Studies on quats: Can Hand Sanitisers Harm Your Fertility?

“Quats,” short for quaternary ammonium compounds. They’ve been part of cleaning products for decades.

Because they were invented before most toxin regulations came into place, quats are mostly “grandfathered” into the chemicals used today.

Researchers are finding more and more about the harms of quats, including on fertility. In this article, we go over what research has found out about quats.

According to a pivotal study by researchers from Virginia Tech University and the Edward Via College of Osteopathic Medicine, quats is a common ingredient in cleaning supplies that undermined fertility in both male and female mice.

the study

For the study, the researchers exposed female and male mice to quats. These were a mixture of two common quats  – alkyl dimethyl benzyl ammonium chloride (ADBAC) and didecyl dimethyl ammonium chloride (DDAC).
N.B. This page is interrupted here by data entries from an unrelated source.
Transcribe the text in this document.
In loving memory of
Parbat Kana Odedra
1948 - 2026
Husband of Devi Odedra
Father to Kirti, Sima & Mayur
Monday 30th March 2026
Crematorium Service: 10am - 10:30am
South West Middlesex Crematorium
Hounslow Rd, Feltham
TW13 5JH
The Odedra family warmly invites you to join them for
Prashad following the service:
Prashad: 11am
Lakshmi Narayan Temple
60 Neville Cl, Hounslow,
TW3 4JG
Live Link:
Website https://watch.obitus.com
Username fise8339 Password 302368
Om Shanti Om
After five weeks of daily exposure to the quat mix, female mice spent significantly less time in heat, and after eight weeks of exposure, ovulated less frequently and produced fewer viable embryos than female mice in the control group, the scientists reported.

They found that quats appeared to impair the reproductive systems of male mice even more dramatically.

quats were used to clean the mice cages and floors

The scientists fed small amounts of the quat mix to one group of male mice for eight days.

A second group of males wasn’t dosed deliberately but for seven weeks was housed in a facility where lab staffers conducted routine cleaning with the disinfectants.

In both groups, the male mice showed lower sperm concentrations and fewer swimming sperm than a control group of mice that was not exposed to the two quat chemicals under investigation.

You can read the study published in the journal Reproductive Toxicology here.

quats harm on fertility

This adds to earlier studies linking quats to fertility risks. An earlier study by research teams from Virginia Tech and Washington State University, found that female mice exposed to the quat combination took longer to achieve pregnancy, developed fewer pregnancies. and gave birth to smaller litters.

That December 2014 study has an interesting origin story. One of its lead researchers, Hrubec, noticed that the mice in her lab were reproducing less frequently. She only discovered the link after suspecting her lab assistants’ habit of wetting their hands with quat-laced disinfectant before handling the mice!

That brought Hrubec to an article in the journal Nature about Patricia Hunt, a prominent geneticist at Washington State, who had made similar observations in her own lab in 2005.

(Hunt is famed for another lab accident, back in 1998, that led her to discover that the endocrine-disrupting chemical bisphenol A was leaching from her lab animals’ plastic water bottles into their bodies. She told EWG in 2008 that BPA exposure scrambled the chromosomes in the animals’ eggs, rendering them infertile.)

post-pandemic increase in exposure to quats

During the pandemic, many people loaded up on disinfectants, hand sanitizers, and sanitizing wipes to keep possible viruses at bay.

It even changed many people’s habits to preferring sanitisers over simple hand washing, believing that the chemical wash helps them avoid getting sick.

However, now people are exposed to quats because of widespread use of these chemicals in homes, offices, stores, schools, medical facilities and elsewhere. EWG’s research on school cleaning supplies revealed quat-containing cleaners used in multiple school districts in California.

Quats are well-documented allergens and can cause otherwise healthy individuals to develop asthma.

It is highly ironic if, in a bid to rid ourselves of exposure to possible viruses, we expose ourselves to definite toxins and develop lung diseases and breathing difficulties instead.

References

  1. Exposure to common quaternary ammonium disinfectants decreases fertility in mice, https://www.sciencedirect.com/science/article/abs/pii/S0890623814001920

  2. EWG’s Guide to Healthy Cleaning lists more than 250 cleaning products that contain quats.